Case number: 170170
This review arises from a decision made by the Department to release records concerning particular correspondence about the applicant, following a request to which section 38 of the FOI Act applies. Section 38 applies to cases where, at some stage in the decision making process, the public body has formed the view that the record(s) in question qualify for exemption under one or more of the relevant exemptions in the FOI Act (i.e. sections 35, 36 and 37 - relating to information that is confidential, commercially sensitive, or personal information about third parties, respectively) but that the record(s) should be released in the public interest.
Where section 38 applies, the public body is required to notify an affected third party before making a final decision on whether or not the exemption(s), otherwise found to apply, should be overridden in the public interest. The requester, or an affected third party, on receiving notice of the final decision of the public body, may apply directly for a review of that decision to this Office.
On 2 February 2017, the Department received a request seeking access to records relating to the applicant. The Department formed the opinion that the request was one to which section 38 of the FOI Act applied and undertook a process of consultation with the applicant. The Department formally wrote to the applicant on 15 February 2017 inviting a submission on the possible release of particular records, and provided copies of those. The applicant made a submission to the Department on 3 March 2017, following which, by letter dated 31 March 2017, the Department notified the applicant of its decision to release the requested records. The applicant sought a review by this Office of that decision on 12 April 2017.
Section 38(2) provides that the head of a public body shall, not later than two weeks after the receipt of the request, notify any relevant third parties:
"(i) of the request and that, apart from this section, it falls, in the public interest, to be granted,
(ii) that the person may, not later than 3 weeks after the receipt of the notification, make submissions to the head in relation to the request, and
(iii) that the head will consider any such submissions before deciding whether to grant or refuse to grant the request."
In this case the Department forwarded a copy of particular records to the applicant on 15 February 2017, inviting the applicant to submit his views on the release of those records by the Department. However, the Department then undertook a further consideration of the scope of the request and identified different records as being the subject of the request.
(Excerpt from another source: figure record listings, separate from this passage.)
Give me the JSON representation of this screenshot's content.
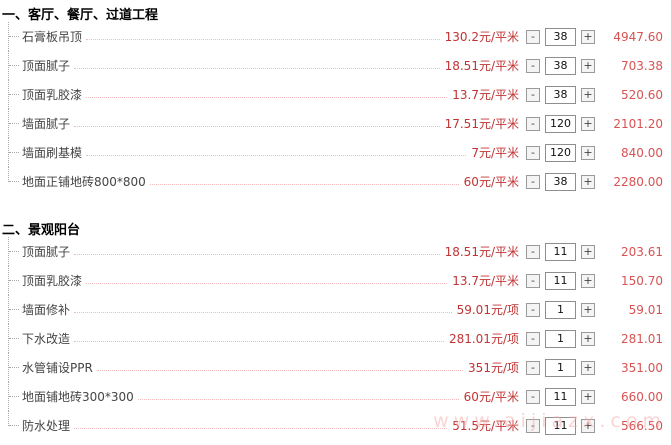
{
  "controls": {
    "minus": "-",
    "plus": "+"
  },
  "watermark": "www.aijiazx.com",
  "sections": [
    {
      "title": "一、客厅、餐厅、过道工程",
      "items": [
        {
          "name": "石膏板吊顶",
          "price": "130.2元/平米",
          "qty": "38",
          "total": "4947.60"
        },
        {
          "name": "顶面腻子",
          "price": "18.51元/平米",
          "qty": "38",
          "total": "703.38"
        },
        {
          "name": "顶面乳胶漆",
          "price": "13.7元/平米",
          "qty": "38",
          "total": "520.60"
        },
        {
          "name": "墙面腻子",
          "price": "17.51元/平米",
          "qty": "120",
          "total": "2101.20"
        },
        {
          "name": "墙面刷基模",
          "price": "7元/平米",
          "qty": "120",
          "total": "840.00"
        },
        {
          "name": "地面正铺地砖800*800",
          "price": "60元/平米",
          "qty": "38",
          "total": "2280.00"
        }
      ]
    },
    {
      "title": "二、景观阳台",
      "items": [
        {
          "name": "顶面腻子",
          "price": "18.51元/平米",
          "qty": "11",
          "total": "203.61"
        },
        {
          "name": "顶面乳胶漆",
          "price": "13.7元/平米",
          "qty": "11",
          "total": "150.70"
        },
        {
          "name": "墙面修补",
          "price": "59.01元/项",
          "qty": "1",
          "total": "59.01"
        },
        {
          "name": "下水改造",
          "price": "281.01元/项",
          "qty": "1",
          "total": "281.01"
        },
        {
          "name": "水管铺设PPR",
          "price": "351元/项",
          "qty": "1",
          "total": "351.00"
        },
        {
          "name": "地面铺地砖300*300",
          "price": "60元/平米",
          "qty": "11",
          "total": "660.00"
        },
        {
          "name": "防水处理",
          "price": "51.5元/平米",
          "qty": "11",
          "total": "566.50"
        }
      ]
    }
  ]
}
The applicant was not notified about the revised records under consideration by the Department. The Department then made its decision in relation to the revised records it identified, without consulting with the applicant about those records. In communicating its decision to the applicant, the Department failed to inform the applicant that its decision related to different records than those which were the subject of its consultation on 15 February 2017. Consequently, the applicant was not afforded the opportunity to submit his views on the actual records which are the subject of the original FOI request in this case. It is evident, therefore, that the Department failed to consult properly with the applicant under the provisions of section 38 of the Act.
Sections 38(4) & (5)
Sections 38(4) & (5) of the FOI Act provide that the Department is required to notify the third party and the original requester of its decision within 10 working days of receipt of submissions from the third party or within 10 working days of the expiration of the time limit available to the third party, whichever is the earlier.
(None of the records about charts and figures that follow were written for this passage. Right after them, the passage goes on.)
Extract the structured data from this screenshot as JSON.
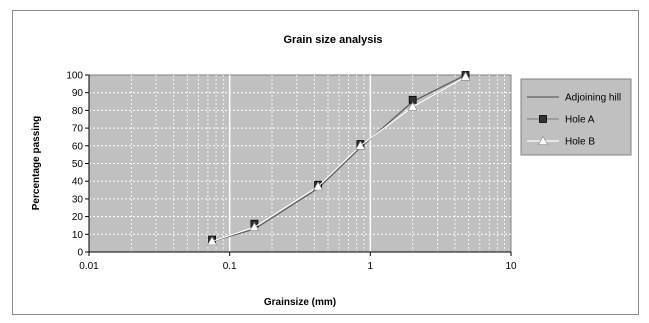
{
  "chart_data": {
    "type": "scatter",
    "title": "Grain size analysis",
    "xlabel": "Grainsize (mm)",
    "ylabel": "Percentage passing",
    "x_scale": "log",
    "xlim": [
      0.01,
      10
    ],
    "ylim": [
      0,
      100
    ],
    "x_ticks": [
      "0.01",
      "0.1",
      "1",
      "10"
    ],
    "y_ticks": [
      "0",
      "10",
      "20",
      "30",
      "40",
      "50",
      "60",
      "70",
      "80",
      "90",
      "100"
    ],
    "grid": true,
    "legend_position": "right",
    "series": [
      {
        "name": "Adjoining hill",
        "style": "line",
        "color": "#606060",
        "x": [
          0.075,
          0.15,
          0.425,
          0.85,
          2.0,
          4.75
        ],
        "y": [
          6,
          13,
          36,
          59,
          85,
          100
        ]
      },
      {
        "name": "Hole A",
        "style": "markers",
        "marker": "square",
        "color": "#333333",
        "x": [
          0.075,
          0.15,
          0.425,
          0.85,
          2.0,
          4.75
        ],
        "y": [
          7,
          16,
          38,
          61,
          86,
          100
        ]
      },
      {
        "name": "Hole B",
        "style": "line-markers",
        "marker": "triangle",
        "color": "#ffffff",
        "x": [
          0.075,
          0.15,
          0.425,
          0.85,
          2.0,
          4.75
        ],
        "y": [
          6,
          14,
          37,
          60,
          82,
          99
        ]
      }
    ]
  },
  "colors": {
    "plot_background": "#c0c0c0",
    "gridline": "#ffffff",
    "legend_background": "#c0c0c0"
  }
}
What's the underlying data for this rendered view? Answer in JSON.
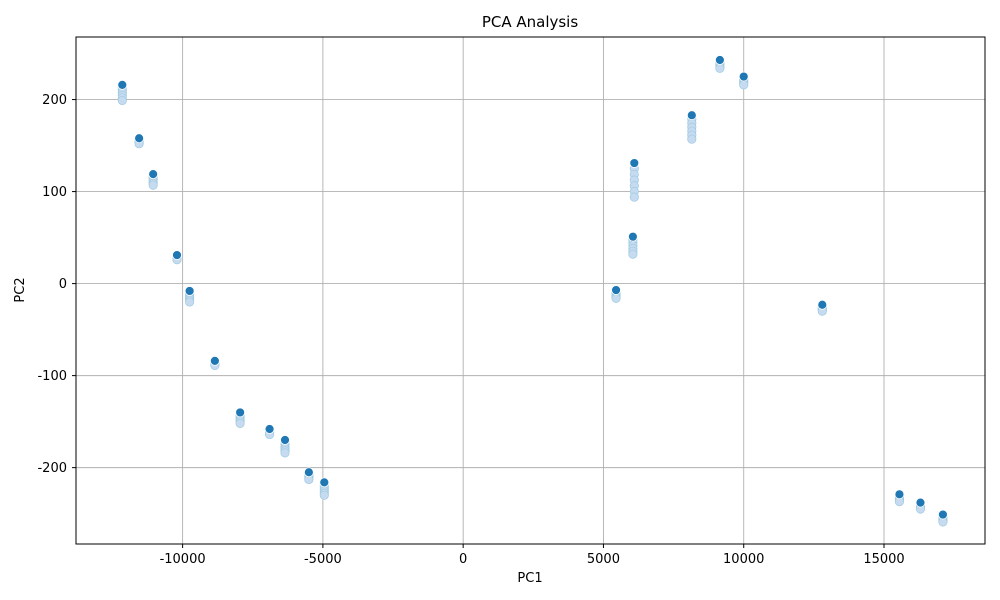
{
  "chart_data": {
    "type": "scatter",
    "title": "PCA Analysis",
    "xlabel": "PC1",
    "ylabel": "PC2",
    "xlim": [
      -13800,
      18600
    ],
    "ylim": [
      -283,
      268
    ],
    "xticks": [
      -10000,
      -5000,
      0,
      5000,
      10000,
      15000
    ],
    "xtick_labels": [
      "-10000",
      "-5000",
      "0",
      "5000",
      "10000",
      "15000"
    ],
    "yticks": [
      -200,
      -100,
      0,
      100,
      200
    ],
    "ytick_labels": [
      "-200",
      "-100",
      "0",
      "100",
      "200"
    ],
    "grid": true,
    "colors": {
      "primary": "#1f77b4",
      "trail": "#c6dbef",
      "trail_edge": "#9ecae1"
    },
    "clusters": [
      {
        "x": -12150,
        "y_top": 216,
        "y_bottom": 199
      },
      {
        "x": -11550,
        "y_top": 158,
        "y_bottom": 152
      },
      {
        "x": -11050,
        "y_top": 119,
        "y_bottom": 107
      },
      {
        "x": -10200,
        "y_top": 31,
        "y_bottom": 26
      },
      {
        "x": -9750,
        "y_top": -8,
        "y_bottom": -20
      },
      {
        "x": -8850,
        "y_top": -84,
        "y_bottom": -89
      },
      {
        "x": -7950,
        "y_top": -140,
        "y_bottom": -152
      },
      {
        "x": -6900,
        "y_top": -158,
        "y_bottom": -164
      },
      {
        "x": -6350,
        "y_top": -170,
        "y_bottom": -184
      },
      {
        "x": -5500,
        "y_top": -205,
        "y_bottom": -213
      },
      {
        "x": -4950,
        "y_top": -216,
        "y_bottom": -230
      },
      {
        "x": 5450,
        "y_top": -7,
        "y_bottom": -16
      },
      {
        "x": 6050,
        "y_top": 51,
        "y_bottom": 32
      },
      {
        "x": 6100,
        "y_top": 131,
        "y_bottom": 94
      },
      {
        "x": 8150,
        "y_top": 183,
        "y_bottom": 157
      },
      {
        "x": 9150,
        "y_top": 243,
        "y_bottom": 234
      },
      {
        "x": 10000,
        "y_top": 225,
        "y_bottom": 216
      },
      {
        "x": 12800,
        "y_top": -23,
        "y_bottom": -30
      },
      {
        "x": 15550,
        "y_top": -229,
        "y_bottom": -237
      },
      {
        "x": 16300,
        "y_top": -238,
        "y_bottom": -245
      },
      {
        "x": 17100,
        "y_top": -251,
        "y_bottom": -259
      }
    ]
  }
}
The applicant made his submission to the Department on 3 March 2017. On 31 March 2017, the Department notified him of its decision to grant the request, some eleven days outside of the statutory time frame in which to make a decision. This error was further compounded by the fact that the decision was made on the basis of records that had not been sent to the applicant for consultation. The applicant then applied for a review by this Office, but on the understanding that the records incorrectly identified as being the subject of the request were the subject of the decision to release. I note further that no formal decision was sent to the requester as required by the Act.
I am concerned at the delay that has arisen for both the requester and the applicant in receiving a binding determination on the matter as a result of the Department's failure to correctly apply the requirements of section 38 the FOI Act. While I am reluctant to take any action that adds further to that delay, I do not consider that the section 38 requirements were applied correctly in this case. Regretfully, it is my view that the decision of the Department should be annulled and I find accordingly.
The effect of this is that the section 38 aspects of the original decision must be put aside and the Department will have to conduct a new, first instance decision-making process in which it can apply the section 38 requirements of the Act correctly, having full regard to the scope of the request as defined by the applicant in his email of 2 February 2017. Finally, I would like to remind the Department of the step by step guide to the application of section 38 (including some letter templates) provided by the Central Policy Unit (CPU) at the Department of Public Expenditure and Reform, which is available at www.foi.gov.ie. The Commissioner's Procedures Manual on www.oic.ie also contains, at Appendix 4, a useful commentary on the section 38 provisions.
Having carried out a review under section 22(2) of the FOI Act, I hereby annul the decision of the Department in the matter and direct it to conduct a new decision making process which complies with the requirements of section 38 of the Act.
Should a valid application be received from any party in relation to the new decision, this Office will endeavour to process that application as quickly as possible and in consideration of the interests of all affected parties.
Section 24 of the FOI Act sets out detailed provisions for an appeal to the High Court by a party to a review, or any other person affected by the decision. In summary, such an appeal, normally on a point of law, must be initiated not later than four weeks after notice of the decision was given to the person bringing the appeal.